Still, Republican observers think Corker may simply opt to run for re-election, given that the GOP retained Senate control and he can remain Foreign Relations chairman if he wishes.
Green already has a website, Tennessee Next, up and running. But it doesn't exactly spell out what's next for him, making no mention of any specific office.
"Mark is traveling across Tennessee listening to your ideas on how we keep The Volunteer State moving to the NEXT successes, the NEXT opportunities, and the NEXT steps to build a legacy for you and your children," the website says. It asks visitors to take a survey outlining their "top priority."
His Chattanooga event hosts are Bill Raines, president of the Raines Group, a real estate investment company; Emerson Russell, CEO of facility services company ERMC; Roger Tuder, president of the Associated General Contractors of East Tennessee; investment adviser Paul Jacobs; retired Navy Rear Adm. Noah Long and Southern Hearth & Patio owner Clay Dennis.

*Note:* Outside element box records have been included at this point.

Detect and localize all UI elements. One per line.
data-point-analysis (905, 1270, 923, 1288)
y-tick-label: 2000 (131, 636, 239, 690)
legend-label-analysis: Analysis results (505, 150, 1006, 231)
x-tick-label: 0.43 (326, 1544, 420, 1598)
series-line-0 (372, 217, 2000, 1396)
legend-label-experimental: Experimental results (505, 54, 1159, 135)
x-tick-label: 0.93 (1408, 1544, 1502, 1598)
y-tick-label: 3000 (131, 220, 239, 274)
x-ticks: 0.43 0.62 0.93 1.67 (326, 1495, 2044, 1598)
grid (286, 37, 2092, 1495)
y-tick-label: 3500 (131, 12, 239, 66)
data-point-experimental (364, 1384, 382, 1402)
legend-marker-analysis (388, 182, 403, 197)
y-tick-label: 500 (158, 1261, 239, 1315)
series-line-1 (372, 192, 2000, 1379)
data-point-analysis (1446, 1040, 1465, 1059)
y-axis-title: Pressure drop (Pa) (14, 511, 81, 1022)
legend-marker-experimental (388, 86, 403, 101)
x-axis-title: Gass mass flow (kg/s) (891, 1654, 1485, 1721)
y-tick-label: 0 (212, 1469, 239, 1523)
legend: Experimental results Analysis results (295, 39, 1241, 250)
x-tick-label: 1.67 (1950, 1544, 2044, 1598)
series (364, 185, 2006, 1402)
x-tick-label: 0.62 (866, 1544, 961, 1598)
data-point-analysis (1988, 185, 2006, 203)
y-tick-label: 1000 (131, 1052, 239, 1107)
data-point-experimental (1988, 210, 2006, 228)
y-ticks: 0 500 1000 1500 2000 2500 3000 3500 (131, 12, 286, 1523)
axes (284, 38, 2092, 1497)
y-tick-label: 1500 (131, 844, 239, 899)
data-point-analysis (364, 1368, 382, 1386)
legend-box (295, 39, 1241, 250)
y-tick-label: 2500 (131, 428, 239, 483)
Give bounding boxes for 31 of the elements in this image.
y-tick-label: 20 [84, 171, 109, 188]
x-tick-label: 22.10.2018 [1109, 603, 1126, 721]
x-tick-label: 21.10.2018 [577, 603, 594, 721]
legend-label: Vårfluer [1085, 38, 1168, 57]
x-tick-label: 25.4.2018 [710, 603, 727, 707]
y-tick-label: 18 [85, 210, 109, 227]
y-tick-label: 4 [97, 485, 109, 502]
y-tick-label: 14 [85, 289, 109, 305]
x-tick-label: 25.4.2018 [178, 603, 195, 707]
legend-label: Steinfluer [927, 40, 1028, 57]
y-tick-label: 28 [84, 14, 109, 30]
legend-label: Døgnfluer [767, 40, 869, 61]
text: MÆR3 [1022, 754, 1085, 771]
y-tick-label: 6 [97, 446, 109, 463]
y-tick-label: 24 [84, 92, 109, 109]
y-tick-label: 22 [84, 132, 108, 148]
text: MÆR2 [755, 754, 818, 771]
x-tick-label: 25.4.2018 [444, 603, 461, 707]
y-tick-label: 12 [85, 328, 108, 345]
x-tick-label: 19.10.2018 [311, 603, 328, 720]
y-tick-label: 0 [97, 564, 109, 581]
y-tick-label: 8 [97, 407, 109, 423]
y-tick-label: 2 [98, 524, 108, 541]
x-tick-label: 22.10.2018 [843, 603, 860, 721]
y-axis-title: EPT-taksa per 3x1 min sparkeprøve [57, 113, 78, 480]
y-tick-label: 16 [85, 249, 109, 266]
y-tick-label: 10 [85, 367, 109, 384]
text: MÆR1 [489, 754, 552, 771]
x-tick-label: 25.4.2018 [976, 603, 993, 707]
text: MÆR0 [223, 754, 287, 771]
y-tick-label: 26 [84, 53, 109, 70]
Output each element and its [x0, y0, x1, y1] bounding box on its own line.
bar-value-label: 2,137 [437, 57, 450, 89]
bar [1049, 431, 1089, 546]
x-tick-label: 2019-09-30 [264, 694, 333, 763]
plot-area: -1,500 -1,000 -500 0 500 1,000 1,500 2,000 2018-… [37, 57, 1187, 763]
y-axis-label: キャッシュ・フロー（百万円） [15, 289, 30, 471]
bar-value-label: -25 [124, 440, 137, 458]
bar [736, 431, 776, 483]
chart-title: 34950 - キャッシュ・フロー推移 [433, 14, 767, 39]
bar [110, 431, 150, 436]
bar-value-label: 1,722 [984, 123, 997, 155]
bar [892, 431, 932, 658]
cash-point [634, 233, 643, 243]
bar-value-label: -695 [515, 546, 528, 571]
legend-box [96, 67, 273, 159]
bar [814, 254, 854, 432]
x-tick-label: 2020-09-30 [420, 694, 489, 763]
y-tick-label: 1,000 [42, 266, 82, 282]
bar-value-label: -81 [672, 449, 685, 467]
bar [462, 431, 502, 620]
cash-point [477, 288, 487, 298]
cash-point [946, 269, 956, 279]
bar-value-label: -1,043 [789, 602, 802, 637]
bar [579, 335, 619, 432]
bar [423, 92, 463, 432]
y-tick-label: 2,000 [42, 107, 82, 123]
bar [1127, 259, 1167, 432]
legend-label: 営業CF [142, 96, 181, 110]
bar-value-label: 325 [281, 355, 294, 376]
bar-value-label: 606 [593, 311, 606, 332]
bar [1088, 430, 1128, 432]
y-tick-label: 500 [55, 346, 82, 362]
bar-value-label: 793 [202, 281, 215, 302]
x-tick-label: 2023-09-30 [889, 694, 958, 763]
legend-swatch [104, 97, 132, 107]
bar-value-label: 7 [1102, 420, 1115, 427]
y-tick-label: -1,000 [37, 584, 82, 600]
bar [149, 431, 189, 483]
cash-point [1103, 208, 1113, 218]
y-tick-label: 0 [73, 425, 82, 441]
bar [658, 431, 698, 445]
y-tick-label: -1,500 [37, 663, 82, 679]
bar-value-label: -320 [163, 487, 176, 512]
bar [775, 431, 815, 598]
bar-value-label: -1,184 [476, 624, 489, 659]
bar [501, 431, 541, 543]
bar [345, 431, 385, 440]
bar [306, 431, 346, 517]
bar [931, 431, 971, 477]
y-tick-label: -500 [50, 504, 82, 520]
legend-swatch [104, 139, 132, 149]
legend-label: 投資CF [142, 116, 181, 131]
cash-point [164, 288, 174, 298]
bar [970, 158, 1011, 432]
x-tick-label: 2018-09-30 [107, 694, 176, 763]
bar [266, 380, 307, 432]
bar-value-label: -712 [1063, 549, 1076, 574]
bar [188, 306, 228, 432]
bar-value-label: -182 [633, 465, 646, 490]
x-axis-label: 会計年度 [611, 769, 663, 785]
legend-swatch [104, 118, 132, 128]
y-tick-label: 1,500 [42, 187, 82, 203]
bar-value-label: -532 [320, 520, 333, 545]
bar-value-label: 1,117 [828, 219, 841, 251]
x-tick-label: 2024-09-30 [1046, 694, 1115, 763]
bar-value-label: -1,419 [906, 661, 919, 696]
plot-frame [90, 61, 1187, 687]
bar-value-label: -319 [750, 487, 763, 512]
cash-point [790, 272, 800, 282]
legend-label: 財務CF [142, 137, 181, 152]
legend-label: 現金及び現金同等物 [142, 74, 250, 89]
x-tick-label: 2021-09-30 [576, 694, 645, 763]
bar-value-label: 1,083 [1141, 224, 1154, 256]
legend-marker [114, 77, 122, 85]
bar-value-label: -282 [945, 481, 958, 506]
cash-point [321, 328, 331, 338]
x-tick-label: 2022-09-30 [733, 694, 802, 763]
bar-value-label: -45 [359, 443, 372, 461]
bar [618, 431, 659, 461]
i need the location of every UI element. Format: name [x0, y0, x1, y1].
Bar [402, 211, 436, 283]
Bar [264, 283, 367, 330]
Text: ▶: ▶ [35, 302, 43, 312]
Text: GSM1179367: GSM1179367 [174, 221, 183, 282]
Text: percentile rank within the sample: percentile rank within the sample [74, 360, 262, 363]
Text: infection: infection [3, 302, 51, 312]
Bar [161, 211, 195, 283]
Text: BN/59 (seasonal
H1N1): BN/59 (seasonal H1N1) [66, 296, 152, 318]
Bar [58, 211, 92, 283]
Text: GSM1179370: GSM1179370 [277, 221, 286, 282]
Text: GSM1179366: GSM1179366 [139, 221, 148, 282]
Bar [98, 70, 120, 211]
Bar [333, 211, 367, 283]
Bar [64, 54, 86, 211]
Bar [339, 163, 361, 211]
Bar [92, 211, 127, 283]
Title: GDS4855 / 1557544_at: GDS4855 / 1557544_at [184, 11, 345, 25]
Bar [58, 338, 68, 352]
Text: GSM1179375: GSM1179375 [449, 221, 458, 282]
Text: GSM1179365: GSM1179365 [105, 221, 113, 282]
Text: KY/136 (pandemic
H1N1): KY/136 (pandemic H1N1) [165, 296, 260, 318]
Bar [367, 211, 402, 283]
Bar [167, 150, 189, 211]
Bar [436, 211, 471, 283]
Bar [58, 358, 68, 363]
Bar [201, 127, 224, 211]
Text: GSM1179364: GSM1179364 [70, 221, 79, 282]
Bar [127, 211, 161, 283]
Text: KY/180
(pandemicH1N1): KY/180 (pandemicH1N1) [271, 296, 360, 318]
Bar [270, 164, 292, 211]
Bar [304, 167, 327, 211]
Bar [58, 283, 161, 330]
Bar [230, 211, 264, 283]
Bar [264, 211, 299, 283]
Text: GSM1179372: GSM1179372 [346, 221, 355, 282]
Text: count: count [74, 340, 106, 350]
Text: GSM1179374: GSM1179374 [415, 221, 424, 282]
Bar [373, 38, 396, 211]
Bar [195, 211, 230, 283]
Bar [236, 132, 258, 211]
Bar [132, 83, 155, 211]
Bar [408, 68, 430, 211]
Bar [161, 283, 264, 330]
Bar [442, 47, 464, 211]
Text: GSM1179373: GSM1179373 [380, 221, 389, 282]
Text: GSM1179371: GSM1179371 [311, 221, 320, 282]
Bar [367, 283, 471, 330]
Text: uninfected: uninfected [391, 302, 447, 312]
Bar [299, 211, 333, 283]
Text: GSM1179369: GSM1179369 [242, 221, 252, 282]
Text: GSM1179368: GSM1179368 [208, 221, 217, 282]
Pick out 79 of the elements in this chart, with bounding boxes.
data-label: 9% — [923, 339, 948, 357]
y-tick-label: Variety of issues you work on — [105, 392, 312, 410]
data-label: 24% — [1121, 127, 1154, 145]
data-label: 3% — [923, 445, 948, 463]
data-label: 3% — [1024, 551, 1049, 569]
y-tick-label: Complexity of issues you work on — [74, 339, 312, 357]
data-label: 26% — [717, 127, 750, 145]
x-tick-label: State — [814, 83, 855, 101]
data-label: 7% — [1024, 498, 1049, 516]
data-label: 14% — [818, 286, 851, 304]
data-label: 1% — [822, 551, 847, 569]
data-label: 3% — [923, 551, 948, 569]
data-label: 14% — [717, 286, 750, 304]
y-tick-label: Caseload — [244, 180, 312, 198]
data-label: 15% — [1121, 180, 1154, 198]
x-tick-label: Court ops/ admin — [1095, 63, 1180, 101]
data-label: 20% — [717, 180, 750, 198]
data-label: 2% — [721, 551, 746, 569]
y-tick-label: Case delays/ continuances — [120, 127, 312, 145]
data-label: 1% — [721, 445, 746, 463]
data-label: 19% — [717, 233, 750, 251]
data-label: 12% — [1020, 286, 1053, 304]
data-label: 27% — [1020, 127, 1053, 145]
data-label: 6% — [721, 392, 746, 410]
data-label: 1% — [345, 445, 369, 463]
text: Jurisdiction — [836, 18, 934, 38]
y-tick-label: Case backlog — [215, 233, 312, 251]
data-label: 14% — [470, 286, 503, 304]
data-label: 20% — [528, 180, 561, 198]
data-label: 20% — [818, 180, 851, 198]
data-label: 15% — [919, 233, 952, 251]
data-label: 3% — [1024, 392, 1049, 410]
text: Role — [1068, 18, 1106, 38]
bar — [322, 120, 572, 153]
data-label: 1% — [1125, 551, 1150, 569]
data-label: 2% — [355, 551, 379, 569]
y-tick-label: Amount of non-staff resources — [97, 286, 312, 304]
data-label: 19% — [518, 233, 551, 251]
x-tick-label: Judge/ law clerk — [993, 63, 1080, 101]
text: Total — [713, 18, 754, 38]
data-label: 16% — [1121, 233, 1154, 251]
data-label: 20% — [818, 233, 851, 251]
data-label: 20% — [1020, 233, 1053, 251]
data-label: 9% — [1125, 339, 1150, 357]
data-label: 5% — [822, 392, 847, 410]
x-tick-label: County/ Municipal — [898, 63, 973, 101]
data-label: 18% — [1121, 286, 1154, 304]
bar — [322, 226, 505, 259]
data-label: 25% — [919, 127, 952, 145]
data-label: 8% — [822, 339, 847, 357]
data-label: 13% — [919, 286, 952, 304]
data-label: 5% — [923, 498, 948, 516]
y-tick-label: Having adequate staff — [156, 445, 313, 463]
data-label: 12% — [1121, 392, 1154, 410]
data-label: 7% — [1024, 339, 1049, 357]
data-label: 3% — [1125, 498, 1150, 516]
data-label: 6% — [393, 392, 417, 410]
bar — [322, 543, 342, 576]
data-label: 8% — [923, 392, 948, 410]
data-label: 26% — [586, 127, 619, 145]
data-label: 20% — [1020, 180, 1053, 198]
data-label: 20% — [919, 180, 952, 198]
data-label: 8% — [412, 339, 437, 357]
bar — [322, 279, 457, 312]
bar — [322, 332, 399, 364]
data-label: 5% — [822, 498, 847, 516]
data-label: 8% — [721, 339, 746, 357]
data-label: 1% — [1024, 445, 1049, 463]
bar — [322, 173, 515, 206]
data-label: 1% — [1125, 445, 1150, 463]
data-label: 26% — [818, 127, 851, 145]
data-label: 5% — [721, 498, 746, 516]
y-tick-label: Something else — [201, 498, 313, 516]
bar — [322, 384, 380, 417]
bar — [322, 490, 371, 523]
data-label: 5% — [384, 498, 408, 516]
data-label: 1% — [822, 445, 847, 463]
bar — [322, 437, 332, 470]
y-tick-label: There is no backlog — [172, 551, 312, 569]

But there may be yet another wild card for Green to factor into the campaign equation.
Some Republicans see U.S. Rep. Marsha Blackburn, who last week was named to Trump's executive committee over appointments, as a possible appointee to a Trump administration.
That would open up her 7th Congressional District seat. The district includes Clarksville, where Green lives.
While Green has been traveling the state, Black is spending to extend her reach beyond her 6th District base in Middle Tennessee.
In her recent re-election campaign Black bought time on Knoxville television, which conceivably could reach the eastern part of her district.
That kind of exposure also isn't a bad idea for someone keen on introducing themselves to East Tennessee voters.